Notre envie de croiser des gens s’est-elle à ce point étiolée que l’on préfère
parler avec des avatars depuis son canapé, ce qui pourrait parachever le
travail effectué par la Covid-19 au sein de l’entreprise ?
La
fuite en avant du distanciel ?
Je me
souviens qu’au début de ma carrière professionnelle, les responsables des
ressources humaines les plus innovants s’imaginaient déjà dispenser leurs
formations au sein de Second Life. Les MOOC et autres dispositifs
d’apprentissage à distance étant depuis passés par là, se lancer dans un
compagnonnage 3.0 paraît aujourd’hui plus évident que jamais.
Pourquoi ne
pas apprendre la chirurgie, le pilotage de drones, la couture, dans des
métavers dédiés, plutôt que d’avoir à réunir les conditions nécessaires du
réel, plus couteuses et moins sécurisées ?
Pourquoi
retourner au bureau en bravant les multiples épreuves du quotidien quand on peut collaborer à distance avec ses collègues de manière totalement immersive, comme nous
le propose par exemple Microsoft avec sa nouvelle plate-forme, Mesch ?
Des
méta-apprentissages doivent impérativement être créés et dispensés si l’on ne
veut pas transformer les personnes au travail en zombies individualistes
Si la crise
sanitaire a largement fait du télétravail une norme, et ainsi renforcé
l’équilibre vie pro-vie perso auquel tant de gens aspiraient, elle a aussi créé
les challenges qui vont avec : réinvention de l’espace de travail, réinvention
du management, réinvention de la collaboration, etc. Venant parfois faire
oublier aux personnes au travail qu’elles appartenaient à des collectifs et ne
pouvaient systématiquement faire primer leurs contraintes individuelles sur les
priorités et besoins collectifs.
Qui dit
réinvention dit accompagnement. Or, à l’instar de ceux qui voulaient interdire
l’accès à Facebook au sein de l’entreprise, bon nombre de dirigeants et
managers sont vent debout face à ces tendances sociétales, ne sachant comment
les appréhender. Des méta-apprentissages (apprendre à apprendre à distance ou
dans le métavers) doivent donc impérativement être créés et dispensés si l’on
ne veut pas transformer les personnes au travail en zombies individualistes.
La
fuite en avant de la société ?
Finalement,
on peut se demander si l’évolution du métavers ne trouve pas sa racine dans
cette réplique de Ready Player One : « Les gens viennent à l’Oasis pour tout
ce qu’ils peuvent faire.
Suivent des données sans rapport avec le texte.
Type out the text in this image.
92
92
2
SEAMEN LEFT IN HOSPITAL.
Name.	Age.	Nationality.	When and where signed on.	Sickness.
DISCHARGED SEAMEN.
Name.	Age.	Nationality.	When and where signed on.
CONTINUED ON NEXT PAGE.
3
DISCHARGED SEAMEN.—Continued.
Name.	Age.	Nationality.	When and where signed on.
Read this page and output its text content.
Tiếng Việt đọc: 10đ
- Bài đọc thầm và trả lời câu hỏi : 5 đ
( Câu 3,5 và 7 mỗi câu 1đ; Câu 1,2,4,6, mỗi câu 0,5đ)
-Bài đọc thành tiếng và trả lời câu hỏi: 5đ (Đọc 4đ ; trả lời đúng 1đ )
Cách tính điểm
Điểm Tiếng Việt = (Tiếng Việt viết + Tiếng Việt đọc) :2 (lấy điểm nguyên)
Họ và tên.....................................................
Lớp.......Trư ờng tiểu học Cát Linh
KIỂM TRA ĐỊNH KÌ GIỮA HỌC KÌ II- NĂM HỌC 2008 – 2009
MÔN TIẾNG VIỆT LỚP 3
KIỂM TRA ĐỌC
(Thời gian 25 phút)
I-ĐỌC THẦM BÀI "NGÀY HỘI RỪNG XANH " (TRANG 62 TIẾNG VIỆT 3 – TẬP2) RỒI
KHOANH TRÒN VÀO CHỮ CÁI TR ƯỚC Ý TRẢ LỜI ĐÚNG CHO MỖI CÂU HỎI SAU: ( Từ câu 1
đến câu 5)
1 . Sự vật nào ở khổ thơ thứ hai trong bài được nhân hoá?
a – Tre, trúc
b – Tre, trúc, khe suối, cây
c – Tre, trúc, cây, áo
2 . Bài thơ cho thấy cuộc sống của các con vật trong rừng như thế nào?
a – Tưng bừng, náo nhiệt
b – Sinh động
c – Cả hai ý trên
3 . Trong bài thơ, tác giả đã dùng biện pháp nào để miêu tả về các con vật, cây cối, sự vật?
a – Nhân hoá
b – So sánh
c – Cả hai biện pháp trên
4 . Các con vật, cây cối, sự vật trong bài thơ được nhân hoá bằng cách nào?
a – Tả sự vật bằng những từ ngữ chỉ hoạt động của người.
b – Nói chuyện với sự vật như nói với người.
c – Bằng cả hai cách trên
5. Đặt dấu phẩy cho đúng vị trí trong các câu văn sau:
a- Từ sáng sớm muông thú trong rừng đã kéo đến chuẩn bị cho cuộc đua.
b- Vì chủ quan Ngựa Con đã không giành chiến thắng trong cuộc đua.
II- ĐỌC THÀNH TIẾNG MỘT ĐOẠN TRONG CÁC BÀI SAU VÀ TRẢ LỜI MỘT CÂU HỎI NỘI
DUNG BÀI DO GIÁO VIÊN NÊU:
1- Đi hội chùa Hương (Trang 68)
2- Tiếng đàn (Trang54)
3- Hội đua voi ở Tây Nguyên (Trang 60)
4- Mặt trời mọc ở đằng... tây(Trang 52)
Mais ils y restent à cause de tout ce qu’ils peuvent être
».
Sommes-nous
à ce point désespérés, résignés, apeurés, écœurés, que nous préférons nous
réfugier dans un monde parallèle, loin des contingences économiques, sociales,
financières, environnementales du quotidien ?
La volonté
de recréer un espace virtuel parallèle ne témoigne-t-elle pas d’une crise
existentielle plus profonde ? Sommes-nous à ce point désespérés, résignés, apeurés, écœurés, que nous préférons nous réfugier dans un monde parallèle, loin des contingences économiques, sociales, financières, environnementales du quotidien ?
Tout comme
l’intelligence artificielle peut aussi bien nous piquer notre boulot que nous
sauver d’un infarctus, le métavers peut se transformer en abrutisseur 3.0 ou
nous offrir des moyens de collaboration, de communication et de formation
inégalés. Pour transformer ce qui n’est qu’un outil en instrument, il faut en
revanche une vision, des buts, des valeurs, une éthique. Autant d’éléments de
réflexion absents du débat public, laissant le champ libre à ceux qui ont non
seulement des moyens mais aussi des buts très clairs : utiliser au maximum
notre temps de cerveau disponible, dans leur propre intérêt bien sûr.